По меркам «позитивистских», особенно экспериментальных наук, достижения этих новых общественных наук были незначительными, хотя три науки из их числа уже могли претендовать на подлинные систематические достижения, так же как и науки, существовавшие до 1848 г. Это экономика, статистика и лингвистика (см. «Эпоха революций, гл. 15). Связи между экономикой и математикой упрочились благодаря французам А. Курно (1801–1877) и Л. Вальра (1834–1910), а применение статистики для изучения общественного феномена стало настолько распространенной практикой, что не могло не стимулировать и ее использования в области физических наук. По крайней мере такие попытки предпринимались студентами — первооткрывателями принципов статистических исследований, направляемых Максвеллом. Общественная статистика расцвела как никогда ранее, ее данные имели самое широкое применение в обществе. Международные статистические конгрессы стали регулярно проводиться с 1853 г., а научное признание дисциплины подтвердило избрание выдающегося ученого Уильяма Фарра (1807–1883) в Британское Королевское общество. Лингвистика, как мы увидим позже, шла совсем другим путем развития.

В целом же все эти результаты, не считая разработки новых методологий, не были выдающимися. Универсальные школы экономики, появившиеся одновременно в Британии, Австрии и Франции около 1870 г., явили собой образец изящества и широкого научного кругозора, но они были несравненно мельче, чем старая школа «политической экономии» (или даже непокорная немецкая «историческая школа экономики»), и настолько же лишены реалистического подхода к проблемам экономики. В отличие от естественных наук, у общественных наук в либеральном обществе не было даже стимула методологического прогресса. Базовая модель экономики, казалось, полностью всех удовлетворяла и не оставляла проблем, которые надо было решать, наподобие вопросов роста, возможных экономических спадов или распределения доходов. Пока эти проблемы не были полностью решены, механизмы действия рыночной экономики, на которых и сосредоточились в дальнейшем научные исследования, автоматически их решали, конечно, в пределах распространения человеческого влияния. В любом случае, положение дел менялось в лучшую сторону, что, естественно, не давало экономистам возможности сконцентрировать внимание на решение глобальных проблем их науки.

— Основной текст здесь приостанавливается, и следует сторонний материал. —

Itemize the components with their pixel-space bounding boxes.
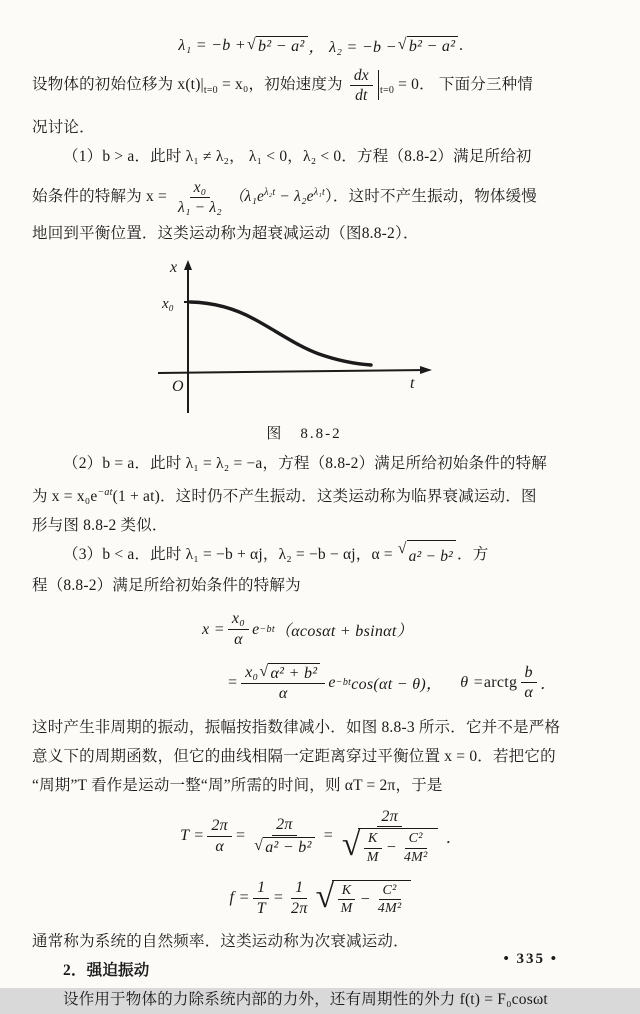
eqx-eq2: = [227,673,239,691]
figure-8-8-2 [118,258,490,443]
fraction-denominator: α [524,684,534,702]
eq-lambda-part2: ， λ₂ = −b − [308,39,397,56]
case2-text-3: (1 + at)．这时仍不产生振动．这类运动称为临界衰减运动．图 [112,488,537,506]
fraction-numerator: 1 [253,879,269,899]
fraction-denominator: α [215,837,225,855]
fraction-numerator: x₀ [190,179,211,198]
fraction-1-2pi [287,879,312,917]
equation-period [32,808,610,865]
equation-x-line2 [32,663,610,703]
para5-text-2: 设作用于物体的力除系统内部的力外，还有周期性的外力 f(t) = F₀cosωt [63,991,548,1009]
fraction-numerator [241,663,325,685]
case1-text-5: ）．这时不产生振动，物体缓慢 [324,188,537,206]
radical [398,36,459,56]
radical [254,837,315,857]
paragraph-line [32,113,610,142]
eqx-lhs: x = [202,620,225,638]
eqf-lhs: f = [229,889,250,907]
fraction-denominator: α [234,631,243,648]
fraction-2pi-alpha [207,817,232,855]
radical-sign-icon: √ [254,836,264,854]
eqt-lhs: T = [180,827,205,845]
case3-text-2: ．方 [457,546,489,564]
overdamped-decay-curve [190,302,371,365]
radical-sign-icon: √ [397,35,407,53]
fraction-denominator: M [340,901,353,917]
minus-sign: − [385,839,397,857]
para4-line2 [32,742,610,771]
fraction-numerator: b [521,664,537,684]
exponent: −bt [335,677,352,689]
intro-text-2: = x₀，初始速度为 [217,76,347,93]
fraction-denominator: dt [355,86,368,104]
fraction-amplitude [241,663,325,703]
para4-text-3: “周期”T 看作是运动一整“周”所需的时间，则 αT = 2π，于是 [32,776,443,794]
fraction-K-M [363,831,383,865]
case1-text-3: （λ₁e [228,188,265,206]
radical-sign-icon: √ [341,826,361,864]
x-axis [158,370,428,373]
eval-subscript: t=0 [203,85,218,97]
fraction-numerator: 1 [291,879,307,899]
case3-line2 [32,571,610,600]
fraction-2pi-sqrt [249,816,320,856]
radicand: b² − a² [407,36,459,56]
fraction-numerator: dx [350,67,373,86]
radical [398,540,456,571]
page-number: • 335 • [503,951,558,967]
fraction-numerator: 2π [272,816,297,836]
case3-text-1: （3）b < a．此时 λ₁ = −b + αj，λ₂ = −b − αj，α = [63,546,397,564]
exponent: −at [97,487,113,499]
para4-text-1: 这时产生非周期的振动，振幅按指数律减小．如图 8.8-3 所示．它并不是严格 [32,718,561,736]
case1-line1 [32,142,610,171]
eqx-rest2: cos(αt − θ)， [351,676,443,694]
theta-lhs: θ = [460,673,484,691]
radicand [332,880,412,917]
radicand: a² − b² [407,540,456,571]
case2-line2 [32,478,610,511]
x0-factor: x₀ [245,663,259,681]
heading-text: 2．强迫振动 [63,962,150,980]
equation-lambda [32,34,610,57]
x-axis-label: t [410,375,415,393]
fraction-denominator: 4M² [403,849,428,865]
fraction-denominator: T [256,899,266,917]
equation-frequency [32,879,610,917]
radicand [358,828,438,865]
fraction-numerator: C² [405,831,427,848]
fraction-denominator: M [366,849,379,865]
minus-sign: − [359,890,371,908]
case3-line1 [32,540,610,571]
decay-curve-plot [118,258,490,418]
eq-lambda-part1: λ₁ = −b + [178,36,246,54]
fraction-denominator: α [278,685,288,703]
radical [315,877,412,917]
eval-subscript: t=0 [380,85,395,97]
equals: = [272,889,285,907]
case1-text-6: 地回到平衡位置．这类运动称为超衰减运动（图8.8-2）． [32,225,419,243]
y-axis-label: x [170,259,178,277]
eq-lambda-end: . [459,36,464,54]
exponent: −bt [259,624,275,635]
fraction-denominator [337,827,443,865]
fraction-denominator: λ₁ − λ₂ [178,199,222,217]
fraction-denominator: 4M² [377,901,402,917]
case3-text-3: 程（8.8-2）满足所给初始条件的特解为 [32,577,301,595]
fraction-b-alpha [520,664,537,702]
case2-line3 [32,511,610,540]
fraction-x0-alpha [228,610,249,648]
e-base: e [252,620,260,638]
exponent: λ₂t [264,187,276,199]
y-axis-arrow-icon [184,260,192,270]
x-axis-arrow-icon [420,366,432,374]
arctg-operator: arctg [483,673,518,691]
para4-text-2: 意义下的周期函数，但它的曲线相隔一定距离穿过平衡位置 x = 0．若把它的 [32,747,556,765]
case1-line2 [32,171,610,219]
origin-label: O [172,378,184,396]
solution-fraction [174,179,226,216]
eqx-rest1: （αcosαt + bsinαt） [274,623,413,640]
intro-text-4: 况讨论． [32,119,95,137]
case1-line3 [32,219,610,248]
fraction-numerator: x₀ [228,610,249,630]
eqt-end: ． [445,829,462,847]
intro-text-3: = 0． 下面分三种情 [394,76,534,93]
fraction-numerator: K [338,883,356,900]
case2-line1 [32,449,610,478]
radicand: α² + b² [268,663,320,683]
radical [342,828,438,865]
paragraph-initial-conditions [32,63,610,113]
fraction-C2-4M2 [400,831,432,865]
equals: = [322,827,334,845]
equals: = [235,827,247,845]
fraction-numerator: 2π [377,808,402,828]
radical-sign-icon: √ [397,540,407,558]
fraction-K-M [337,883,357,917]
radicand: b² − a² [256,36,308,56]
fraction-numerator: 2π [207,817,232,837]
radical [259,663,320,683]
fraction-numerator: K [364,831,382,848]
case1-text-4: − λ₂e [275,188,314,206]
case1-text-1: （1）b > a．此时 λ₁ ≠ λ₂， λ₁ < 0，λ₂ < 0．方程（8.8-2）满足所给初 [63,148,532,166]
radical-sign-icon: √ [315,877,335,915]
para5-text-1: 通常称为系统的自然频率．这类运动称为次衰减运动． [32,933,409,951]
para4-line3 [32,771,610,800]
evaluation-bar [378,70,379,100]
para4-line1 [32,713,610,742]
radicand: a² − b² [263,837,315,857]
radical [247,36,308,56]
fraction-2pi-nested [337,808,443,865]
fraction-1-T [253,879,270,917]
case1-text-2: 始条件的特解为 x = [32,188,172,206]
fraction-numerator: C² [379,883,401,900]
case2-text-4: 形与图 8.8-2 类似． [32,517,168,535]
fraction-denominator: 2π [291,899,308,917]
eqx-end: ． [540,676,557,694]
exponent: λ₁t [313,187,325,199]
fraction-denominator [249,836,320,857]
radical-sign-icon: √ [246,35,257,53]
case2-text-2: 为 x = x₀e [32,488,98,506]
para5-line2 [32,985,610,1014]
intro-text-1: 设物体的初始位移为 x(t)| [32,76,204,93]
e-base: e [328,673,336,691]
fraction-C2-4M2 [374,883,406,917]
figure-caption: 图 8.8-2 [266,426,342,443]
equation-x-line1 [32,610,610,648]
derivative-fraction [350,67,373,104]
radical-sign-icon: √ [259,662,269,680]
x0-label: x₀ [162,296,174,313]
case2-text-1: （2）b = a．此时 λ₁ = λ₂ = −a，方程（8.8-2）满足所给初始条件的特解 [63,455,547,473]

Интересы буржуазных мыслителей были связаны скорее с общественной жизнью и политикой, а не экономикой, особенно в тех странах, где уже забыли об угрозе революции, как, например, во Франции или в Германии, где интерес к экономике возник в связи с подъемом рабочего движения. Но немецкие мыслители, никогда полностью не принимавшие крайние либеральные теории, беспокоились, как и консерваторы всего мира, по поводу того, что общество, порожденное либеральным капитализмом, может оказаться опасным и нестабильным, в качестве решения проблемы они не могли предложить ничего более существенного, чем превентивные социальные реформы. В представлении социолога, общество имело вид «социального организма», действующего так же, как и биологический, — функциональное сотрудничество всех общественных групп этого организма совсем не было похоже на классовую борьбу. Древний консерватизм в костюме XIX века, который трудно сопоставить с другим биологическим образом эпохи, — вечно стоящей на страже изменений и прогресса «эволюцией». Фактически это была хорошая база для пропаганды, но не для науки.

Единственным мыслителем эпохи, разработавшим всеобъемлющую теорию структуры общества и общественных изменений, мыслителем, который до сих пор вызывает уважение, был социальный революционер Карл Маркс. Он вызывал восхищение, или, по крайней мере уважение и экономистов, и историков, и социологов. Это уже само по себе огромное достижение, потому что его современники (не считая экономистов) сейчас уже забыты даже в среде высокообразованных людей. Некоторые из них настолько неприязненно восприняли надвигающуюся эпоху, что сегодняшним «археологам» интеллектуальной мысли приходится вновь изучать их труды для воскрешения содержащихся в них забытых мыслей. Но больше всего поражает не тот факт, что Огюст Конт или Герберт Спенсер были людьми высокого интеллектуального уровня, а тот, что люди, однажды получившие звание «Аристотелей своего времени», совершенно стерлись из исторической памяти. А ведь в свое время они были несравнимо более знаменитыми, чем Маркс. В 1875 году неизвестный немецкий эксперт отозвался о «Капитале» Маркса как о работе самоучки, не имеющего ни малейшего представления о достижениях науки за последние 25 лет{215}. В это время на Западе лишь участники международного рабочего движения восприняли Маркса всерьез, особенно он был популярен в среде социалистов на своей родине, хотя и здесь его влияние нельзя было назвать значительным. Тем временем революционная интеллигенция России с жадностью набросилась на учение Маркса. Потребовалось пять лет для того, чтобы распродать первый тираж (1 000 экз.) немецкого издания «Капитала» (1867 г.). А в 1872 г. первая тысяча копий российского издания разошлась меньше чем за два месяца.